ZIP―FMでは、地元のワンマンライブで1,000人を動員する三重出身の人気ギタリスト・竹田京右の「VIEWS OF REVIEWS」(金、23・30―24・00)が始まった。夜景が大好きな竹田氏の、金曜の深い時間に聴きたくなる話と音楽が楽しめる。エフエム京都では、ストリートピアノに着目した実験的な番組「SKWAT HERTZ」(火、23・00―23・30)がスタート。プロの音楽家を招いて話を聞くほか、複合商業施設COCON KARASUMAのアトリウム空間に期間限定で設置されたストリートピアノを一般の人が演奏する様子も放送するところがユニークだ。RKCラジオ「ハイスクール・バップス♪」(火、17・25―17・30)は高校生にクローズアップし、県内の高校生ミュージシャンの楽曲を紹介。ナビゲーターも県の高校の放送部員が担当する。
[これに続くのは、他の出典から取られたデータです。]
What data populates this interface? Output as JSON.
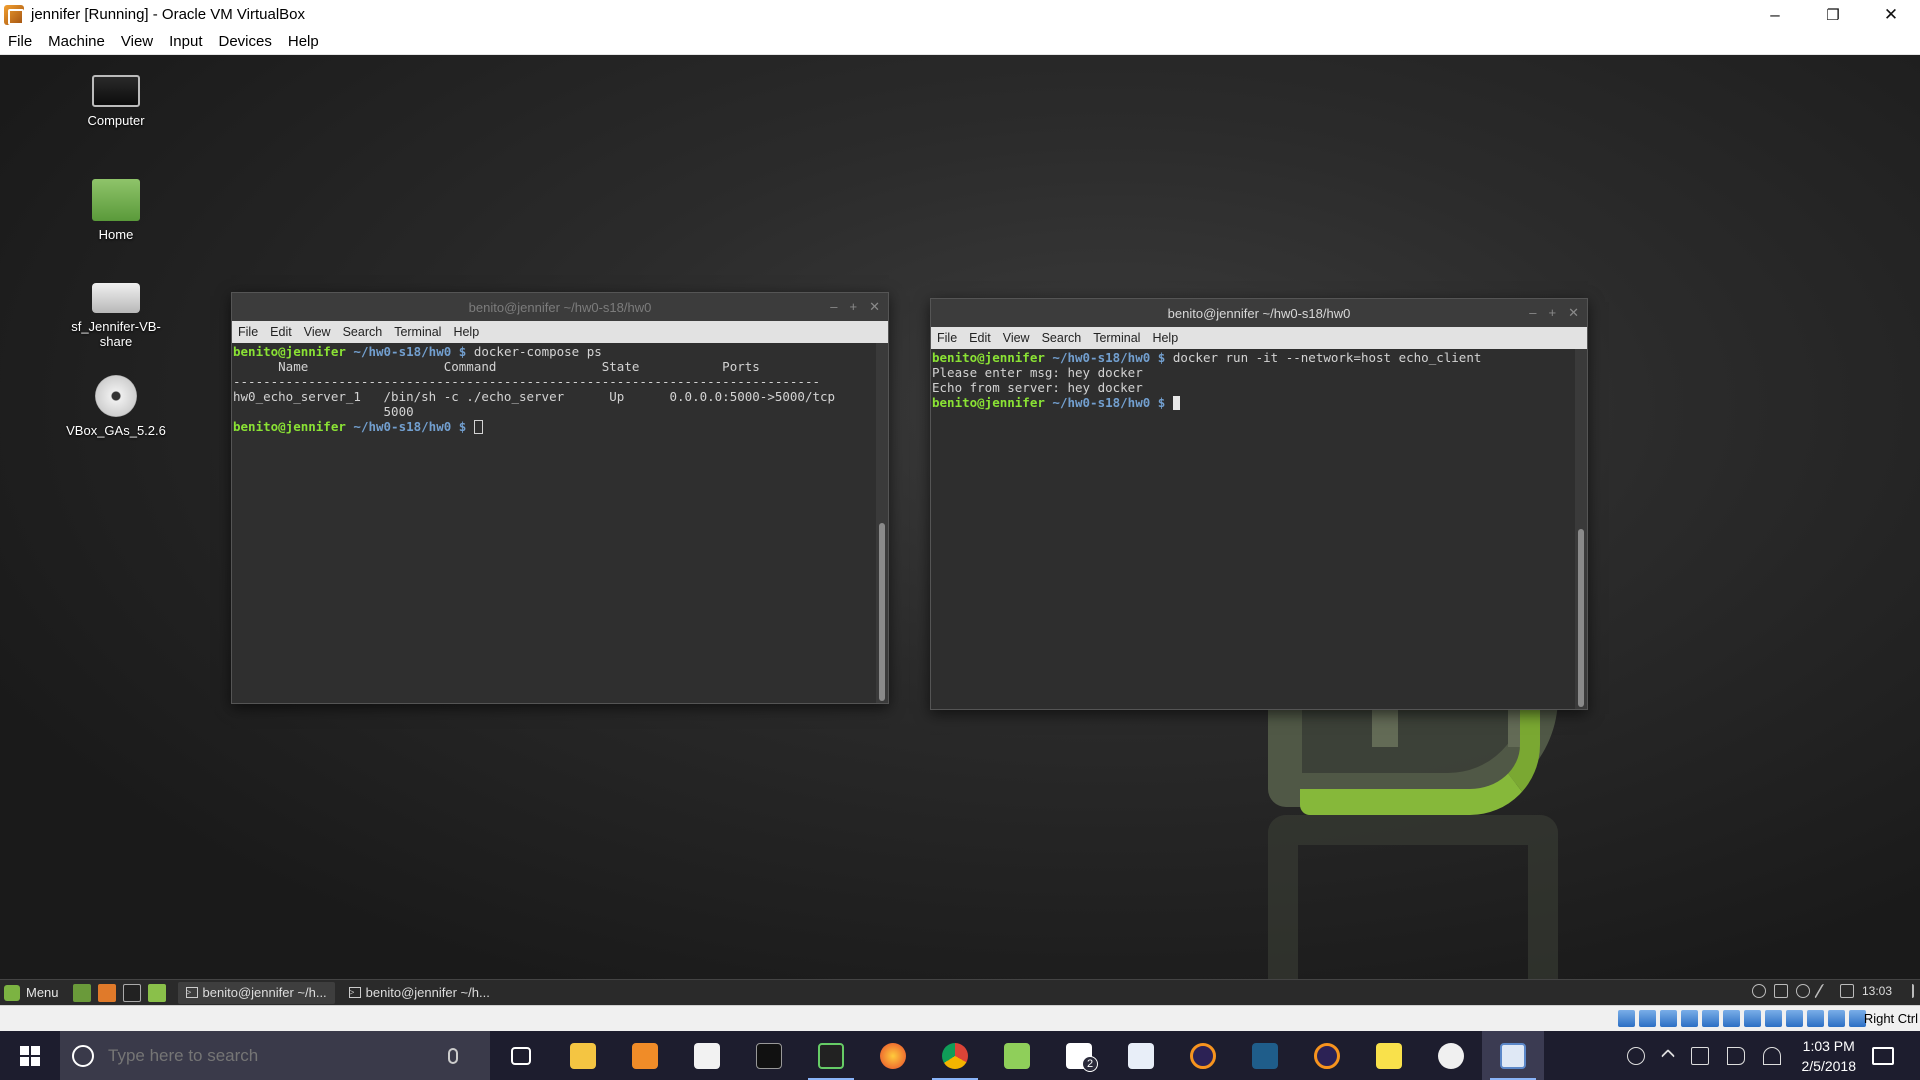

さらに、RABラジオでは若手の津軽民謡歌手・かすみの番組「かすみの聴いでけ!!唄っこ♪話ッコ!」(金、21・00―21・30)が始まった。かすみは栃木出身。津軽民謡に魅せられて15歳で青森に移り、第17代民謡王座・須藤圭介の元に弟子入りし、19歳の時に史上最年少で第54代民謡王座に輝いた。番組では民謡の話のほかに、ほっこりとする近況を聞くことができる。放送する曲も話の内容とリンクさせている点が秀逸。YBCラジオは「白崎映美のちょっと寄ていげRADIO*GAGA」(火、16・20―16・50)を開始。白崎氏は上々颱風(シャンシャンタイフーン)のボーカルを務める、酒田市出身のアーティスト。「GAGA」は庄内弁で"お母さん"の意味。同局には朝倉さや、山口岩男など山形の方言が良い味を出している番組が並び、白崎氏も庄内弁の優しい口調で話す。
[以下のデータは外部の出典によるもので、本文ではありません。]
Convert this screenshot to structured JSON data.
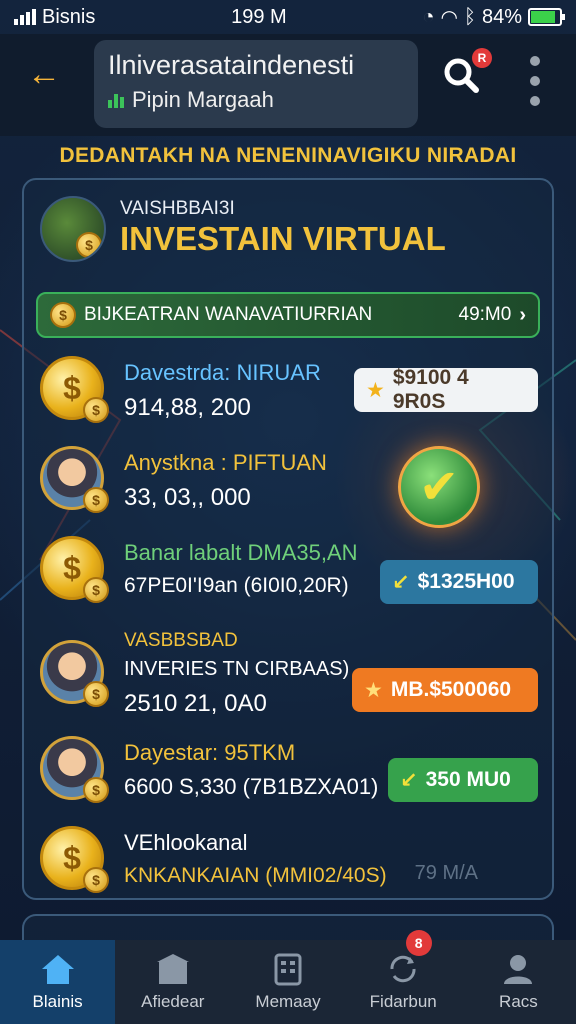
{
  "status_bar": {
    "carrier": "Bisnis",
    "time": "199 M",
    "battery": "84%",
    "battery_level": 0.84
  },
  "header": {
    "title": "Ilniverasataindenesti",
    "subtitle": "Pipin Margaah",
    "search_badge": "R"
  },
  "banner": "DEDANTAKH NA NENENINAVIGIKU NIRADAI",
  "card": {
    "kicker": "VAISHBBAI3I",
    "title": "INVESTAIN VIRTUAL",
    "total_label": "BIJKEATRAN WANAVATIURRIAN",
    "total_value": "49:M0"
  },
  "rows": [
    {
      "line1": "Davestrda: NIRUAR",
      "line1_color": "#67c3ff",
      "line2": "914,88, 200",
      "chip": "$9100 4 9R0S"
    },
    {
      "line1": "Anystkna : PIFTUAN",
      "line1_color": "#f2c23c",
      "line2": "33, 03,, 000"
    },
    {
      "line1": "Banar labalt DMA35,AN",
      "line1_color": "#6fd07a",
      "line2": "67PE0I'I9an (6I0I0,20R)",
      "chip": "$1325H00"
    },
    {
      "kicker": "VASBBSBAD",
      "line1": "INVERIES TN CIRBAAS)",
      "line1_color": "#ffffff",
      "line2": "2510 21, 0A0",
      "chip": "MB.$500060"
    },
    {
      "line1": "Dayestar: 95TKM",
      "line1_color": "#f2c23c",
      "line2": "6600 S,330  (7B1BZXA01)",
      "chip": "350 MU0"
    },
    {
      "line1": "VEhlookanal",
      "line1_color": "#ffffff",
      "line2": "KNKANKAIAN (MMI02/40S)",
      "faded": "79 M/A"
    }
  ],
  "nav": [
    {
      "label": "Blainis",
      "icon": "home-icon"
    },
    {
      "label": "Afiedear",
      "icon": "store-icon"
    },
    {
      "label": "Memaay",
      "icon": "building-icon"
    },
    {
      "label": "Fidarbun",
      "icon": "refresh-icon",
      "badge": "8"
    },
    {
      "label": "Racs",
      "icon": "user-icon"
    }
  ]
}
音楽以外に目を向けると、FMとやまで始まった「林輝幸のオッケイQ」(金、11・30―11・55)は地元出身で東大卒のクイズ王・林氏が富山のモノ・コト・ヒトを徹底的に追究していく。クイズ王の視点で語られる話が新鮮だ。和歌山放送「はやのりの介護一本道」(第1・3土、19・30―20・00)は地元の介護相談センター「ピース&ピース」のはやとさん、のりちゃんの2人が介護にまつわるリアルな話を明るく笑い飛ばす。RKBラジオでは、栄養士の資格を持つ料理が得意な芸人・おのうえちえの「今夜、サバき。」(日、24・00―24・15)が開始。料理を作っている自分の動画に自分でツッコミを入れながら進行。クスリとさせるトークと、聞けばお腹がすく調理音も楽しさのポイントだ。
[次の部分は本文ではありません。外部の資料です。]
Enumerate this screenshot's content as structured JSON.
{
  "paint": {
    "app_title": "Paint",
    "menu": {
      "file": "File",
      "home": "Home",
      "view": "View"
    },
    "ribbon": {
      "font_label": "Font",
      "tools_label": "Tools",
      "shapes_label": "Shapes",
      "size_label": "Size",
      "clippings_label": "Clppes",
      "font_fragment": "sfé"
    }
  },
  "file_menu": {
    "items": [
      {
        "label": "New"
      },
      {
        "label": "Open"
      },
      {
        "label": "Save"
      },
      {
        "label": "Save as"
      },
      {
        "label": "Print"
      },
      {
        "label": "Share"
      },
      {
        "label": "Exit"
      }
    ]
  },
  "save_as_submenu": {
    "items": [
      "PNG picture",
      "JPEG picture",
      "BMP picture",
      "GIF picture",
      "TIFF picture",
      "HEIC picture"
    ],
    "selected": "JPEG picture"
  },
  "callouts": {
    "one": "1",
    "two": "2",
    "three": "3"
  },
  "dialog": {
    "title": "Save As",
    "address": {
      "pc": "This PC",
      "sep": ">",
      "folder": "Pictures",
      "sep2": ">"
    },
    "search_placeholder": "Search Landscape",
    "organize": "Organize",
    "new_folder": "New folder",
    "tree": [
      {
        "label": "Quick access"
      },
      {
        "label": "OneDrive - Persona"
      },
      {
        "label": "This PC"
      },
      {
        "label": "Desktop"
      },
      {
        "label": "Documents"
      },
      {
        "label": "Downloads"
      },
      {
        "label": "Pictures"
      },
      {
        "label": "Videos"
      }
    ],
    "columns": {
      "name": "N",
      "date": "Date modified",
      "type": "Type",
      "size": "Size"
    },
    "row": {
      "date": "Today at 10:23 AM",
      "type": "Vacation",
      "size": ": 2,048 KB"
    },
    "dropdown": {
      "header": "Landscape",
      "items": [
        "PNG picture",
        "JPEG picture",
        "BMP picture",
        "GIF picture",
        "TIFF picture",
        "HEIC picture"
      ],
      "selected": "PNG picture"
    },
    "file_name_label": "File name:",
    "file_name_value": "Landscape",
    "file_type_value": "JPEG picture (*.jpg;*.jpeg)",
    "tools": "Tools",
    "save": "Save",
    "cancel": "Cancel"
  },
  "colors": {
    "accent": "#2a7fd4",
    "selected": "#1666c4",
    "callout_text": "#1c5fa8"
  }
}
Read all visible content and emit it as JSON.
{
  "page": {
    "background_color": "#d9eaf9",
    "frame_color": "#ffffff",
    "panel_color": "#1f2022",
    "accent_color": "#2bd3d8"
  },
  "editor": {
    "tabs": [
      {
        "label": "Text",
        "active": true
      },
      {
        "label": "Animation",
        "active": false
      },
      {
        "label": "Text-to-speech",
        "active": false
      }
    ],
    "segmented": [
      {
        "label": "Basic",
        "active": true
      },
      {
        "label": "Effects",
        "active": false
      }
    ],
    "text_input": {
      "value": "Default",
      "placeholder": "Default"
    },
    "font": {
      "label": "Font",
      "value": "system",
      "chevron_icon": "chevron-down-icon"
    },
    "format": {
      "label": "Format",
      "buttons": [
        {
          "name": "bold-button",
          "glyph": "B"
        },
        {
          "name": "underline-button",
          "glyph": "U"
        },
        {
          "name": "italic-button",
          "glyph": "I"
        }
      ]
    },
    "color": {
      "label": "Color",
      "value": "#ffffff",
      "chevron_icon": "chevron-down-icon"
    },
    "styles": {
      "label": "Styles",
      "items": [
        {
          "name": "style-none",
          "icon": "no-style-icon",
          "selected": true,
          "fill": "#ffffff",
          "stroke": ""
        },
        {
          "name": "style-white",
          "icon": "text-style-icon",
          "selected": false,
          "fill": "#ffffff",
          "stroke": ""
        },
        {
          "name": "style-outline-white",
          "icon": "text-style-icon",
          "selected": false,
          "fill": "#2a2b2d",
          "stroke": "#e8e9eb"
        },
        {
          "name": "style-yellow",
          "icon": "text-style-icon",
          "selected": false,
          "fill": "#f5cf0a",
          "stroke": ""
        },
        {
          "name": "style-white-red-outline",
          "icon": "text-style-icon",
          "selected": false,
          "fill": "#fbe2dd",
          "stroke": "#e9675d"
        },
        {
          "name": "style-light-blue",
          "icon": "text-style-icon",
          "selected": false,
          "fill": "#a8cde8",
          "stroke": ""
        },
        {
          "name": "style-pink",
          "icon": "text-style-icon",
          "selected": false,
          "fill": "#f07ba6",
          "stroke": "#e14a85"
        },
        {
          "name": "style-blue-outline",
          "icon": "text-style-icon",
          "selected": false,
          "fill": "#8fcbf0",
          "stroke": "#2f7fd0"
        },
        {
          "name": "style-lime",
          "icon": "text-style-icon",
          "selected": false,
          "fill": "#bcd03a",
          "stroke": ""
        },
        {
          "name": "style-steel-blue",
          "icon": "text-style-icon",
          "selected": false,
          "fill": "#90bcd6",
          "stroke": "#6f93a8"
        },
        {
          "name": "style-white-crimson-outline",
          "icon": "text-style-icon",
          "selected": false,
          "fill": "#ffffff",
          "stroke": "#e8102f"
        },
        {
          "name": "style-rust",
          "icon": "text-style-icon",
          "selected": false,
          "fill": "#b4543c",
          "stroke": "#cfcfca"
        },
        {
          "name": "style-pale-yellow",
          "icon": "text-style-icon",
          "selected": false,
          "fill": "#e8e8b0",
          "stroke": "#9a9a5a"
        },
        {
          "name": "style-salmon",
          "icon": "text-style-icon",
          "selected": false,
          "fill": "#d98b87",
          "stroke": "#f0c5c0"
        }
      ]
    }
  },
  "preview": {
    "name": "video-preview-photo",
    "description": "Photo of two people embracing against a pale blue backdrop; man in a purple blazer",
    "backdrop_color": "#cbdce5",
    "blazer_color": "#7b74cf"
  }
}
このように各地域の魅力的な人がラジオを支えているわけだが、他にもまだたくさんの逸材が眠っている。ラジオ沖縄では10月から3カ月限定の番組「今週のリスナーDJ!」(土、7・50―8・00)を放送。リスナーに3~4分のトークと曲紹介を録音して送ってもらい、流してほしい曲とともに放送する番組。親子でのチャレンジや、特技を披露するのも面白そうだ。ここから未来の喋り手が生まれるかもしれない。